Hackers have been targeting online forum, not for publishing cool slogans or political messages, but to make money. Stealing traffic from the forums and exploiting this traffic by way of ads, their main targets appear to be VBulletin software.

The methods employed are very discreet. The can hide their code deep within a system and ensure that their redirections don't attract much attention. Visitors who access forums using a search engine such as Google are redirected to a url123.info Url. It initially displays a blocking alert ( "Access denied" ) followed by arbitrary text but then loads a full page ad by InfinityAds. Even though these ads only generate a few pennies for the hackers, it is still a direct source of income for them. Some forum operators have noticed a decrease of up to 70% in traffic, so the overall income yield could be considerable.

Owners and those regular forum users accessing the site directly never see the redirection. Since a cookie already exists for those pages, most will not be able to reproduce the issue even when clicking through to the forum by way of Google. One way of reliably reproducing the redirection is to carry out a search with a browser in private or anonymous mode.

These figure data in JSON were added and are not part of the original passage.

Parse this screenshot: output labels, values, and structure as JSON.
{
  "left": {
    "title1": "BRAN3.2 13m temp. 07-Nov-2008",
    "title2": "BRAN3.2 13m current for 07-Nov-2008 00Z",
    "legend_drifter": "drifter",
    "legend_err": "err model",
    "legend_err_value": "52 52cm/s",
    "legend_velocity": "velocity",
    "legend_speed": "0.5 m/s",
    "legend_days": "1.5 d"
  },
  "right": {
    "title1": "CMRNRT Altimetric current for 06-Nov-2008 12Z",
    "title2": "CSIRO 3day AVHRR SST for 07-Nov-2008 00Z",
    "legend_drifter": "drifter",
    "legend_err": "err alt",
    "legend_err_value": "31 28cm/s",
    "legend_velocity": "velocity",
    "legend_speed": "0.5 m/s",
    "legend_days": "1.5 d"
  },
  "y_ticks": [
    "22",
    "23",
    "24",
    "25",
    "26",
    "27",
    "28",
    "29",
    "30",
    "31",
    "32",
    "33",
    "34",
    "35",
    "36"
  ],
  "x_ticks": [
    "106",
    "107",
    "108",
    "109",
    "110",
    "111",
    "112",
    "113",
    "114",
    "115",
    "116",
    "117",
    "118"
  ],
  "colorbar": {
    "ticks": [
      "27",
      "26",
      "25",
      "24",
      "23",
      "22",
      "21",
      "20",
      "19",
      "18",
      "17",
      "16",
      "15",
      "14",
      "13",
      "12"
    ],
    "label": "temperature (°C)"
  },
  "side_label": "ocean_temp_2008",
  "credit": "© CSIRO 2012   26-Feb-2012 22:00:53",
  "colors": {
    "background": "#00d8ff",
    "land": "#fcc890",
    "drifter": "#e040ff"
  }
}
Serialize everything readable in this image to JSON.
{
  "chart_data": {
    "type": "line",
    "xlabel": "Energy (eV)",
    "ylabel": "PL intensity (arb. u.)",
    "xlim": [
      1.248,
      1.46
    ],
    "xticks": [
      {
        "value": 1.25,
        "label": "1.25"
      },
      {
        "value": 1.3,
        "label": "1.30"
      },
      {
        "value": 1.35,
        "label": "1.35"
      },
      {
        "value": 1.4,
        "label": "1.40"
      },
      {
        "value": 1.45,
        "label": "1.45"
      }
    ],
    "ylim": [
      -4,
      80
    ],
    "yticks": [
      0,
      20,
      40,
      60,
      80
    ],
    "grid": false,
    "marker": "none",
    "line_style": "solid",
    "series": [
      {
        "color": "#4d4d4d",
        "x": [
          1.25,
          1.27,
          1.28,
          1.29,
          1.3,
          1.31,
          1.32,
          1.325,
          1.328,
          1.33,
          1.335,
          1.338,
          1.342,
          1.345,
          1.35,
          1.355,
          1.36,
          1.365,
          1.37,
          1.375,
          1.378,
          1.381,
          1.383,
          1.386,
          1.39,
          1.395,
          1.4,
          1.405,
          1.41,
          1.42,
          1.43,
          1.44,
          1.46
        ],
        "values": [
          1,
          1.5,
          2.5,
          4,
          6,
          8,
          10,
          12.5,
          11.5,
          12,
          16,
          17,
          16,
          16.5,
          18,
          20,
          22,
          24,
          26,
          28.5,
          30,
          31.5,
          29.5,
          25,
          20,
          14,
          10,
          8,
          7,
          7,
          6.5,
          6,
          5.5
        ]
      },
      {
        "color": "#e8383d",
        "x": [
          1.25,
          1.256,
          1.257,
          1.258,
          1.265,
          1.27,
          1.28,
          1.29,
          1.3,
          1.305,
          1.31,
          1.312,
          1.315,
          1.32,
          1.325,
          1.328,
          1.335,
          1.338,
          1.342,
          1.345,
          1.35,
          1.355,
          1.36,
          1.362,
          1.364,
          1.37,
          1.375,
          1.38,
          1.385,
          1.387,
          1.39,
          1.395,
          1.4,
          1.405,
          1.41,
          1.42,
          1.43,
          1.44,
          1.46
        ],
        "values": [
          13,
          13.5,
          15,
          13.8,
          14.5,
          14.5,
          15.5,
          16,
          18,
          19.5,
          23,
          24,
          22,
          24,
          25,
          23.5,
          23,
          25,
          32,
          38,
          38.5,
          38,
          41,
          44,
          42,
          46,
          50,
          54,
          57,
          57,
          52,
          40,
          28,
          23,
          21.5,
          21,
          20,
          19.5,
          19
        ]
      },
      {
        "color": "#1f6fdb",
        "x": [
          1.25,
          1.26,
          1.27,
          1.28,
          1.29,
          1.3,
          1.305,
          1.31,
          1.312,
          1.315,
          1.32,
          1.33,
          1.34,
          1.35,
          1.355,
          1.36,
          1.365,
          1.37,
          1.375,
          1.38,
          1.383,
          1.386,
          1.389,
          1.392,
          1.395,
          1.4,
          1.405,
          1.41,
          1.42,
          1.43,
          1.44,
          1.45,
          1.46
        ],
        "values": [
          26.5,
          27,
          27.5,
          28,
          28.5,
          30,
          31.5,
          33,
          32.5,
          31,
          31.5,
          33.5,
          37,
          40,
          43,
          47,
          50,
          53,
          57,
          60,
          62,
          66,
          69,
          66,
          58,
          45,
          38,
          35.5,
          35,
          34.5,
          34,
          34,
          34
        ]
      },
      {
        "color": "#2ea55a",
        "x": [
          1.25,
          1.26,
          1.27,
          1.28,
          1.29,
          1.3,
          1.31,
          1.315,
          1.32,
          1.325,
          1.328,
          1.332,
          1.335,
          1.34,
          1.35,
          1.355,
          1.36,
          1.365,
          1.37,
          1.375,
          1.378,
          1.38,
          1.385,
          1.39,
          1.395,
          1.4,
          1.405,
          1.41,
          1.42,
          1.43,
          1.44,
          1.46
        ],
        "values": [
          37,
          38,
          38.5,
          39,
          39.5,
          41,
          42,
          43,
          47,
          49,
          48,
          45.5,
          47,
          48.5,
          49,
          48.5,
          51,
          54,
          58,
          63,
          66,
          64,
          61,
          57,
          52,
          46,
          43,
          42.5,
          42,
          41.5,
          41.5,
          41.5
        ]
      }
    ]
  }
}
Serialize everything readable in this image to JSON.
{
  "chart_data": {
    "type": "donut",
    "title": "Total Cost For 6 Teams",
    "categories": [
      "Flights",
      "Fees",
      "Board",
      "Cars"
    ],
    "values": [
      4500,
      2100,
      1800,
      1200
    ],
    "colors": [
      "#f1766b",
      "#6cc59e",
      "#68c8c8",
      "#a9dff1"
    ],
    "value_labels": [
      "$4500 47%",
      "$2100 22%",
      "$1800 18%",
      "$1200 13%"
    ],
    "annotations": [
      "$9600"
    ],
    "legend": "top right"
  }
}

The German Typo3 forum is among the forums currently affected,, but some other reports date back several months. The cause remains unclear. A connection to vbSEO – a search engine optimization extension, is suspected. It appears that this extension was compromised in a way that allowed attackers to install malicious plug-ins via the forum administrator's account.

In their FAQs, the vbSEO developers have provided a tool for testing vBulletin installations. The vBulletin support team recommends a slightly more generic vBulletin test.